Que si maintenant l’une des plus cruelles déceptions qui puissent atteindre un agitateur est de se voir devenir l’hérétique du parti qu’il a lui-même constitué, de voir en quelque sorte son œuvre le renier, et l’arme enfin qu’il avait forgée servir à le frapper, on sait quand et comment Lamennais l’éprouva. L’Église, qui s’était assez naturellement émue du troisième et du quatrième volume de l’Essai sur l’Indifférence, pouvait-elle en 1833 accepter pour siennes les Paroles d’un croyant ? Toujours est-il qu’elle ne le crut pas. Il lui sembla que Lamennais l’engageait dans une voie dangereuse, et elle le condamna sans ménagement ni pitié.
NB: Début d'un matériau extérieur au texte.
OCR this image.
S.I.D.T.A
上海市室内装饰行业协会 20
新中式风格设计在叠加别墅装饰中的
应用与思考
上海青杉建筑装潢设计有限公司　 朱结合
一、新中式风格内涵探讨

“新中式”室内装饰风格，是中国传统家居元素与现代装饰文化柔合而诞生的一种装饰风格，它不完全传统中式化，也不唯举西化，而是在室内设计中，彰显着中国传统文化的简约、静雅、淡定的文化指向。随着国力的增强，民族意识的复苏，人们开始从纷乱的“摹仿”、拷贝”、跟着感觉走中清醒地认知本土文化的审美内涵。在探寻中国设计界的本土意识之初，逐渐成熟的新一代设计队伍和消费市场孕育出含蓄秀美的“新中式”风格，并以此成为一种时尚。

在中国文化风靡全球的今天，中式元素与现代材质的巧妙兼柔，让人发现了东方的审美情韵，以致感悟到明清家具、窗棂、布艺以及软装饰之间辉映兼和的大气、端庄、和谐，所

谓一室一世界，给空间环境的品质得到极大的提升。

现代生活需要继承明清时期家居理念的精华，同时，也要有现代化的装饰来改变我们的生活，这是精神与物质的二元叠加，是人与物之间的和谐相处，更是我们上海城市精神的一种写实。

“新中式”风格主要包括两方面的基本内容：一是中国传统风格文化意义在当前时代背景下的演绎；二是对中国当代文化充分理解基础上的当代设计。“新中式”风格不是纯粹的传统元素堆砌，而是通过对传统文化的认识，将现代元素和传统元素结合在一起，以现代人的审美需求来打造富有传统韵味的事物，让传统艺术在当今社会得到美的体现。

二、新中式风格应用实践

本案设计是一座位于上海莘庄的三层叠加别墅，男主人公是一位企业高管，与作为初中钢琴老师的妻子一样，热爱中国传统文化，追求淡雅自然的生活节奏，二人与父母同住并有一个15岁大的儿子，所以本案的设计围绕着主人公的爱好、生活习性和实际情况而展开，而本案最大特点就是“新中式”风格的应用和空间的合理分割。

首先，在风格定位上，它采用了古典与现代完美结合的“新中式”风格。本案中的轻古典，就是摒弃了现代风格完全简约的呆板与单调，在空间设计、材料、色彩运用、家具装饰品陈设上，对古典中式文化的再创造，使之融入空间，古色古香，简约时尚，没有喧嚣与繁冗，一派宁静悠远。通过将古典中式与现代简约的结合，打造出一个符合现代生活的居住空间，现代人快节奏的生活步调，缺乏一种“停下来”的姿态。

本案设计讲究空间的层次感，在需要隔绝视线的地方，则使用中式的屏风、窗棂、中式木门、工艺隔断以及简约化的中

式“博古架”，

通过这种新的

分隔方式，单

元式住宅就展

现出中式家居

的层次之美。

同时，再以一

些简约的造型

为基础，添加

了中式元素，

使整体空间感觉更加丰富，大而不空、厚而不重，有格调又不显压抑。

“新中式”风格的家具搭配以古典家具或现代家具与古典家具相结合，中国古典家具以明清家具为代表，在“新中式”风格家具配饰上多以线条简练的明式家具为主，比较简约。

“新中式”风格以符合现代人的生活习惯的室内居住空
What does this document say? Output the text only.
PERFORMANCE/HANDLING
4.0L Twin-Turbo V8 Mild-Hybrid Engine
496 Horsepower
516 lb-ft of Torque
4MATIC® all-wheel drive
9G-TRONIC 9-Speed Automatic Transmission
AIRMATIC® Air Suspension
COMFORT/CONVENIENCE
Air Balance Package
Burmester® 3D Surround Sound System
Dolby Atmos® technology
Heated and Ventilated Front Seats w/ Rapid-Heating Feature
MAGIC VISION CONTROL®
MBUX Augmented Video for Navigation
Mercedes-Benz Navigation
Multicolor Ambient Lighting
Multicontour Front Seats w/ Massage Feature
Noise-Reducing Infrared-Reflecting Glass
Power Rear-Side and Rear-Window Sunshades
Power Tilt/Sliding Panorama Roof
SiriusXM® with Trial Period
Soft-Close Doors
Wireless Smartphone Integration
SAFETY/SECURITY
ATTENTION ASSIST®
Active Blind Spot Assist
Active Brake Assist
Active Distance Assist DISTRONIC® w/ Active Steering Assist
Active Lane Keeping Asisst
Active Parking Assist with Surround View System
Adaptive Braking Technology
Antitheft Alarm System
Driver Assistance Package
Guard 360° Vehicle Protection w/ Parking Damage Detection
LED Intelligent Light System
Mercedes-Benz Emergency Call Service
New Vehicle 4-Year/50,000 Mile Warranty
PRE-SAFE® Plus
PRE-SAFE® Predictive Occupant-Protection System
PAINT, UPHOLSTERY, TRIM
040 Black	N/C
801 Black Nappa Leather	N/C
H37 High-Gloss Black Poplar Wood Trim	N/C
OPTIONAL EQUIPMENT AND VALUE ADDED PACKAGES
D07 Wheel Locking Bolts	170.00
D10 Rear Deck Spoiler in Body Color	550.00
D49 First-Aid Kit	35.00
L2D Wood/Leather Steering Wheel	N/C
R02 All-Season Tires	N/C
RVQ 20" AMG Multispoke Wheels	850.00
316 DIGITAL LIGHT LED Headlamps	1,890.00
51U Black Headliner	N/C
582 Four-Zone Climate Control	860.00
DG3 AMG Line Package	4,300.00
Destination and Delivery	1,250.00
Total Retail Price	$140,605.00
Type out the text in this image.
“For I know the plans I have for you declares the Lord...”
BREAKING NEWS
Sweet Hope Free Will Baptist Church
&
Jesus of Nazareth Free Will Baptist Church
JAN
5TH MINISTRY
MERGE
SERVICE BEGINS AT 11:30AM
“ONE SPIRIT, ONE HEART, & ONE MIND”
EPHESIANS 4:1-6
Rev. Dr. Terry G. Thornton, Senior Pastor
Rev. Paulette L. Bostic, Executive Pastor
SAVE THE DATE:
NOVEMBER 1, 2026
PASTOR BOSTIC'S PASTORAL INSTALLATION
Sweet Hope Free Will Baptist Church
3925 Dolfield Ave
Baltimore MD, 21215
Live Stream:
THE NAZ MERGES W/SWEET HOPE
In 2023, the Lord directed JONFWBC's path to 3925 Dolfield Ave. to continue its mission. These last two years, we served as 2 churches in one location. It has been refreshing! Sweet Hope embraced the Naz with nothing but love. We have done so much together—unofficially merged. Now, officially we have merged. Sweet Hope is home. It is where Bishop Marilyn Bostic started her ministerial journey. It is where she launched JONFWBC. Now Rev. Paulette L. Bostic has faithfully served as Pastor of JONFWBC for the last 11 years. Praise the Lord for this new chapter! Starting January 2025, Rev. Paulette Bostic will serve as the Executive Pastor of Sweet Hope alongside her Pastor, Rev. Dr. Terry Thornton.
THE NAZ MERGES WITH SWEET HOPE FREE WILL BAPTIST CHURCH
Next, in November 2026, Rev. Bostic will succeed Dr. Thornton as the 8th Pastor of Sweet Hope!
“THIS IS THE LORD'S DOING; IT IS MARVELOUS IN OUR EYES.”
L’encyclique Singulari nos déclara ce mince volume aussi funeste qu’il était petit, — mole guidem exiguum, pravitate tamen ingentem, — et l’auteur fut comme retranché du nombre des fidèles qu’il avait disciplinés lui-même à l’obéissance et à la soumission. Non-seulement aucun des siens, — aucun de ceux qu’il avait rendus, pour ainsi dire, à l’ultramontanisme, — ne le suivit dans sa résistance, mais quelques-uns d’entre eux se séparèrent de leur ancien maître avec plus de hâte, et surtout de fracas, que ne le demandait peut-être le souci de leur orthodoxie. Ce « retour aux idées romaines » dont Lamennais avait été le principal ouvrier, » ce grand mouvement « qui devait aboutir à la décision suprême et irrévocable du Vatican, » et dont on lui fait un titre de gloire d’avoir été l’initiateur, il en fut la première victime ; et, par la profondeur du coup qui l’atteignait, il put juger lui-même ce qu’il avait rendu de vigueur à la main qui le lui portait.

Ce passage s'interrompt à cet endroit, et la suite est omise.